There has been a growing trend of so-called ‘mum and dad’ investors using companies as vehicles for owning property.
Under the old legislation, anybody buying property through ‘bodies corporate’ (or as a company) were automatically precluded from being able to use a cooling off period to make sure they are making the right decision.
For larger corporations and companies this does not pose a problem because they typically have teams of advisors to help plan and execute their purchases.
However, for people with less experience in real estate, recent changes to the law are quite important.
More thoughtful legislation better for all
The way I read the rationale for the new provisions is that legislators have wanted to make sure smaller investors get two days to think about their buying decision if they want it.
This is not a free-for-all but rather a very careful retuning of the law.

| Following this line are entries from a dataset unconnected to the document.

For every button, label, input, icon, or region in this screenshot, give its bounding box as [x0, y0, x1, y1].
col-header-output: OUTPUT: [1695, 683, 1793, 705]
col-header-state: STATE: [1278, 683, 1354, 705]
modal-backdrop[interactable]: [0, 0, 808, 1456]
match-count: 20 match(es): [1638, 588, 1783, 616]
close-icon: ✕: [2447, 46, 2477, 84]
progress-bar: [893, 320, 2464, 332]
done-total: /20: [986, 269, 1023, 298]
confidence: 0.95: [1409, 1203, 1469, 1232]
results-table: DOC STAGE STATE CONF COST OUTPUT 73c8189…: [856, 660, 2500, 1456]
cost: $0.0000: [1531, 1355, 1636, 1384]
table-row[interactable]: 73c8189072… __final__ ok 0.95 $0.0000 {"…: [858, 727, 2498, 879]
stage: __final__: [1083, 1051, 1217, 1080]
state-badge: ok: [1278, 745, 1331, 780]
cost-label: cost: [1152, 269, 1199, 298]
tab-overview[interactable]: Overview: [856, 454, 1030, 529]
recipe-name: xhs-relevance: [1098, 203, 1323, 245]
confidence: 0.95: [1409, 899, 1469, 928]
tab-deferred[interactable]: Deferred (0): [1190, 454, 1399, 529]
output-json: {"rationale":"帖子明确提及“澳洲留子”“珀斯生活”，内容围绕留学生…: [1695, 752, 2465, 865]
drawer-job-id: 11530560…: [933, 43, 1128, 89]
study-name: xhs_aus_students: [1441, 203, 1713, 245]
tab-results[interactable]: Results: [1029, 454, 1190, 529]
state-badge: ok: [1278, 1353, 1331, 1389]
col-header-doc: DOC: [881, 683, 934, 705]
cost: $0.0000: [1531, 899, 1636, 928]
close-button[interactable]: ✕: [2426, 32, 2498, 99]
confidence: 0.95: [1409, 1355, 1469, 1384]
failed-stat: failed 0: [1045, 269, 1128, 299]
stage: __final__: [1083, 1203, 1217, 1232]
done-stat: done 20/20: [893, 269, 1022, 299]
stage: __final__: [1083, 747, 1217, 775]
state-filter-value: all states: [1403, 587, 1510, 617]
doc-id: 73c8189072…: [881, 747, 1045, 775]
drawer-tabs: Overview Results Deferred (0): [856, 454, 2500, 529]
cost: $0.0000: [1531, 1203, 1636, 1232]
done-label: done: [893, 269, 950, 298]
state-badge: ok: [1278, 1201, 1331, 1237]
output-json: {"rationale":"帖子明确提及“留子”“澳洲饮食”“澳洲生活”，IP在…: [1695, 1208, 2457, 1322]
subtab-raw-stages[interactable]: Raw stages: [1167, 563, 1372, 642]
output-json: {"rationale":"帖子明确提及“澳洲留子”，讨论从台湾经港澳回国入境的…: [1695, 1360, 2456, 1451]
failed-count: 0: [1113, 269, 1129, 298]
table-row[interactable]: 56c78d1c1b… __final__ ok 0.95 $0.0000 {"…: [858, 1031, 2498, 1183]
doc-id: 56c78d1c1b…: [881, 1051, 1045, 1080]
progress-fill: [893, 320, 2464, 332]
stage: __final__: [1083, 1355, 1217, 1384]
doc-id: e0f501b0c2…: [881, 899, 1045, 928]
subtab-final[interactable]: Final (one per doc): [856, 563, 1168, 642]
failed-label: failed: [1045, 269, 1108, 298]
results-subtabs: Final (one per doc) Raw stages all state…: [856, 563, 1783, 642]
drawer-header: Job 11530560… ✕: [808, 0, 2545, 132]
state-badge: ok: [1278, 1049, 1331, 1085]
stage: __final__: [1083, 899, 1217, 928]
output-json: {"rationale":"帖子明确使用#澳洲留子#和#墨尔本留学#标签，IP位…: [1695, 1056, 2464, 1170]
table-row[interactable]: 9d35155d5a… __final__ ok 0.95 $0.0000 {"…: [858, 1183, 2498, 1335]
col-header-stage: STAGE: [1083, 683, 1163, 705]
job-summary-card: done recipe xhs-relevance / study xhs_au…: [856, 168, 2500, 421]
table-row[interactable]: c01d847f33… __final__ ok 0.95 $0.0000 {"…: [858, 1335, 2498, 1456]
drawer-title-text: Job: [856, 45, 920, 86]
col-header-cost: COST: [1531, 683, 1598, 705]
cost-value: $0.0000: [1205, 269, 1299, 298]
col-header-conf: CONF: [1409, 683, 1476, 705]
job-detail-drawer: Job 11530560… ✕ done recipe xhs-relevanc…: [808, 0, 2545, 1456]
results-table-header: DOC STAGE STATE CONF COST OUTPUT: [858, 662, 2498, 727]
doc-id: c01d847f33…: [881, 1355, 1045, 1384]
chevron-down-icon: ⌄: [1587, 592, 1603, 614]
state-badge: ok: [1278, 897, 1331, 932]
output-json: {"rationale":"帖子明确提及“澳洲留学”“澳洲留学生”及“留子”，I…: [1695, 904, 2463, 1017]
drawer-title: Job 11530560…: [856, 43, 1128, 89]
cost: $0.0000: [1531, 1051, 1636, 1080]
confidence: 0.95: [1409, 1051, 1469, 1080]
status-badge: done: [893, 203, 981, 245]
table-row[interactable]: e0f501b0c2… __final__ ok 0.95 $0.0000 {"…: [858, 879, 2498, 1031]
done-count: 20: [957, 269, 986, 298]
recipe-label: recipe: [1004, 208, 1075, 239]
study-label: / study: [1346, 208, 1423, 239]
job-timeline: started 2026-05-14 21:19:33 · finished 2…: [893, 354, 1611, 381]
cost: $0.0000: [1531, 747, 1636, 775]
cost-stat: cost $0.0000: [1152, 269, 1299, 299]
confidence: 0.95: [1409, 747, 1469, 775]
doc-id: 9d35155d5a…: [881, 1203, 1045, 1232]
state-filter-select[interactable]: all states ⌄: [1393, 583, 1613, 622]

As of January 1 this year, 2014, bodies corporate get access to cooling off provisions if they meet the following criteria:
- They are buying residential land
- Such land is restricted to having up to two places of residence, or vacant land legally able to have a residence built on it
- Or they are buying a single community lot or strata unit, again for residential purposes
- The land is no bigger than 2.5 ha
At its heart, this provision is there to protect smaller companies or ‘mums and dads’ who are buying property as an investment option.
A trusted conveyancer is a valuable friend
As always, build your relationship with a professional conveyancer as early as possible on your property buying journey, to make sure Is are dotted and Ts are crossed to keep your investment safe.
This is because the use of the term ‘residential’ has very strict meanings within the residential land within the Land and Business (Sale and Conveyancing) Act 1994, and your conveyancer will be someone who should be well aware of that and able to answer your questions as you survey the market.